— Честно говоря, никакого. Какой достаточно «весомый» повод может быть у 25-летнего молодого человека, чтобы обратиться с письмом к всемирно известному художнику, ученому и общественному деятелю? Я действительно очень любил искусство Рериха, высоко ценил его научную, культурную и общественную деятельность, иногда выступал с докладами о нем и хорошо знал, что таких, как я, тысячи в нашем огромном мире. Поэтому при всем своем большом желании я и не помышлял сам написать к нему.
— И все-таки?..
— Все-таки произошло нечто такое, что можно назвать одним из «чудес Востока». В один прекрасный день я обнаружил в своем почтовом ящике письмо из Индии от… Николая Константиновича Рериха. Можно было, конечно, поверить в «чудо», однако все «чудеса», связанные с Рерихом, имеют, как правило, вполне реальную почву. Позднее из переписки с ним я догадался, что обо мне Николаю Константиновичу сообщил один литератор, проживавший в Таллине. У самого этого литератора отношения с Рерихом складывались неважно, и, казалось бы, не могло быть ничего хуже, нежели его рекомендация. Однако Николай Константинович почему-то счел нужным послать мне письмо. Это письмо Рериха очень вдохновило меня и послужило толчком для того, чтобы начать собирать материалы о его жизни, творчестве, деятельности. Так постепенно, с годами у меня сложился большой архив, которым сейчас широко пользуются наши искусствоведы. Этот архив позволит мне написать биографию Н. К. Рериха и принимать активное участие во всем, что связано с творческой деятельностью всех членов его семьи. Однако мы отклонились от нашей основной темы — беседы о Юрии Николаевиче.
— Да, так всегда получается — о ком бы из Рерихов ни зашла речь, невольно переключаешься на остальных членов семьи; но мне думается, в этом есть своя закономерность — уж очень тесно связаны они в своей культурной деятельности и очень близки друг к другу духовно.
— При этом следует отметить, что каждый из них отличался яркой индивидуальностью не только в своем творчестве, но и по своему характеру. Да и внешне они мало походят друг на друга, хотя в каждом можно сразу признать одного из Рерихов.
— Чем же отличался Юрий Николаевич? Что бы вы сказали о его облике, о наиболее свойственных ему чертах характера?
— Вообще говорить о нем трудно, но вместе с тем и легко. Трудно потому, что Юрий Николаевич Рерих был очень многогранным человеком. Я бы даже сказал — неожиданно многогранным. Круг его интересов распространялся далеко за пределы той научной области, в которой он работал.
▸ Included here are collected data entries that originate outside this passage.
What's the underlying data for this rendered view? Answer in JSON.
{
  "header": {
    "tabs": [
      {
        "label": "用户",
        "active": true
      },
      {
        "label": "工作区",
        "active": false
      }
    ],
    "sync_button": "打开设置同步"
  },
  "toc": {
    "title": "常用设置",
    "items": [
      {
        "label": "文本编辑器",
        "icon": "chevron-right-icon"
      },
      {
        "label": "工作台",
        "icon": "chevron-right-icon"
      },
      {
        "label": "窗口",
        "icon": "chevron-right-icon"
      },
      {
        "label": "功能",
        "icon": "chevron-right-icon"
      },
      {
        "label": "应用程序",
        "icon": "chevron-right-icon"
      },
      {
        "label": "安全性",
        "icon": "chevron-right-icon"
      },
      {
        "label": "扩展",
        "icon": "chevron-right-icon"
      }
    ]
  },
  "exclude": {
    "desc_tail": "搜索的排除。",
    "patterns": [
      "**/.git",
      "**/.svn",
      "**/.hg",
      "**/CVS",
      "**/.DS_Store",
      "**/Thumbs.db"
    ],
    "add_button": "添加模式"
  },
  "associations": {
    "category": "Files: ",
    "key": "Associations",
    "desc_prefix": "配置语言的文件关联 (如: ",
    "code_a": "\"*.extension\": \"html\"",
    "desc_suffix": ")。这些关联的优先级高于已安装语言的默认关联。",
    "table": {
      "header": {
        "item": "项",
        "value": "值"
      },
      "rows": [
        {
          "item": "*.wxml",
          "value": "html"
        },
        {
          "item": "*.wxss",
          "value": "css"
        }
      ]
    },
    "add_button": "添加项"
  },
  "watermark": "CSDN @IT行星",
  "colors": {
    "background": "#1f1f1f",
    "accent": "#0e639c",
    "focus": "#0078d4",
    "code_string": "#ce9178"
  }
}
Неожиданно для себя вы вдруг открывали, что ему близки и он прекрасно ориентируется в вопросах, ничего общего с лингвистикой или востоковедением не имеющих. С другой стороны, говорить о Юрии Николаевиче легко или даже скорее радостно, потому что воспоминания о нем всегда окрашены тем воодушевлением и радостью, которые он нес людям; общение с ним, как мне кажется, у любого человека складывалось легко.
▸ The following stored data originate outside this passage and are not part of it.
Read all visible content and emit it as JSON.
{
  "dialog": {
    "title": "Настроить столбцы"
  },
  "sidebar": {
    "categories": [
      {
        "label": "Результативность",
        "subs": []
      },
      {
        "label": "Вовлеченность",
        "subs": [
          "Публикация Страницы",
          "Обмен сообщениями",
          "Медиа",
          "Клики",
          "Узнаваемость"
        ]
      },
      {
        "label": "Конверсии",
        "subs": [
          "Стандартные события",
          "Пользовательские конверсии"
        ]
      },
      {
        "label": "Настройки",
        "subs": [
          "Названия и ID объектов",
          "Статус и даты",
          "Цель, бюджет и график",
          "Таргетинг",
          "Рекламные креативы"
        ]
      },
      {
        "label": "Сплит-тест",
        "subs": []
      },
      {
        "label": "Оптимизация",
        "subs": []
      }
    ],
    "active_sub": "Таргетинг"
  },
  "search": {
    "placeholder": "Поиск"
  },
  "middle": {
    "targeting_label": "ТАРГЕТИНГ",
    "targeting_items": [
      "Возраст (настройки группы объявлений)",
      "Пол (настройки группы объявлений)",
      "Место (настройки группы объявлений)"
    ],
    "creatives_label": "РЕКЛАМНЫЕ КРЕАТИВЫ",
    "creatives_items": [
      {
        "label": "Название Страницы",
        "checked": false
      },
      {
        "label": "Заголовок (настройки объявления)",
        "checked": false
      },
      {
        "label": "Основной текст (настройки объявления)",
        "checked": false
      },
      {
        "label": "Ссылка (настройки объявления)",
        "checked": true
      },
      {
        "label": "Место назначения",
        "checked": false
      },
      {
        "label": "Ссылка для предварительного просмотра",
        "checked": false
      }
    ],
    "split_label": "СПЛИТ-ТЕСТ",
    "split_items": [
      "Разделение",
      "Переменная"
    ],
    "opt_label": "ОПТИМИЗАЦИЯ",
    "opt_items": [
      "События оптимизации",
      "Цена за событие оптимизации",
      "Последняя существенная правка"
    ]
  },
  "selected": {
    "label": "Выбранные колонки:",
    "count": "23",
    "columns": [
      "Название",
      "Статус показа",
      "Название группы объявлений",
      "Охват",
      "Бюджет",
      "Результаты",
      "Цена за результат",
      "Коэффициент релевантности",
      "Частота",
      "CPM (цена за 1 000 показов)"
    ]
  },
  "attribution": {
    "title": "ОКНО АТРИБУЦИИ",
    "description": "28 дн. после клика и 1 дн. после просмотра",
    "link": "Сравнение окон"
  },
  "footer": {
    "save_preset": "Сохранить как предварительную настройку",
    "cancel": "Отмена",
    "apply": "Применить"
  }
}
При первом знакомстве на вас прежде всего производила впечатление необыкновенная подвижность Юрия Николаевича, его мгновенная реакция на окружающее — и это при полнейшем отсутствии каких-либо признаков суетливости. Довольно редкое сочетание человеческих качеств, не правда ли? Это качество Юрия Николаевича подтверждают и его фотографии — среди них нет или почти нет похожих одна на другую. Конечно, подвижность исчезает в статическом моменте фотоснимка, ее можно уловить лишь при живом общении с человеком. Интересен, например, такой факт: когда у Святослава Николаевича спросили, почему он, создавший столько замечательных портретов Николая Константиновича и Елены Ивановны, не написал ни одного портрета Юрия Николаевича, он ответил, что Юрий Николаевич был совершенно не способен позировать — его постоянно отвлекали другие дела, к которым он устремлялся как внешне, так и внутренне, всеми своими помыслами. И потому было сделано лишь несколько эскизов и ни одного законченного портрета.
— Как известно, Юрий Николаевич был большим ученым-лингвистом и востоковедом. Вероятно, это как-то отражалось на его общении с другими людьми, на укладе его жизни?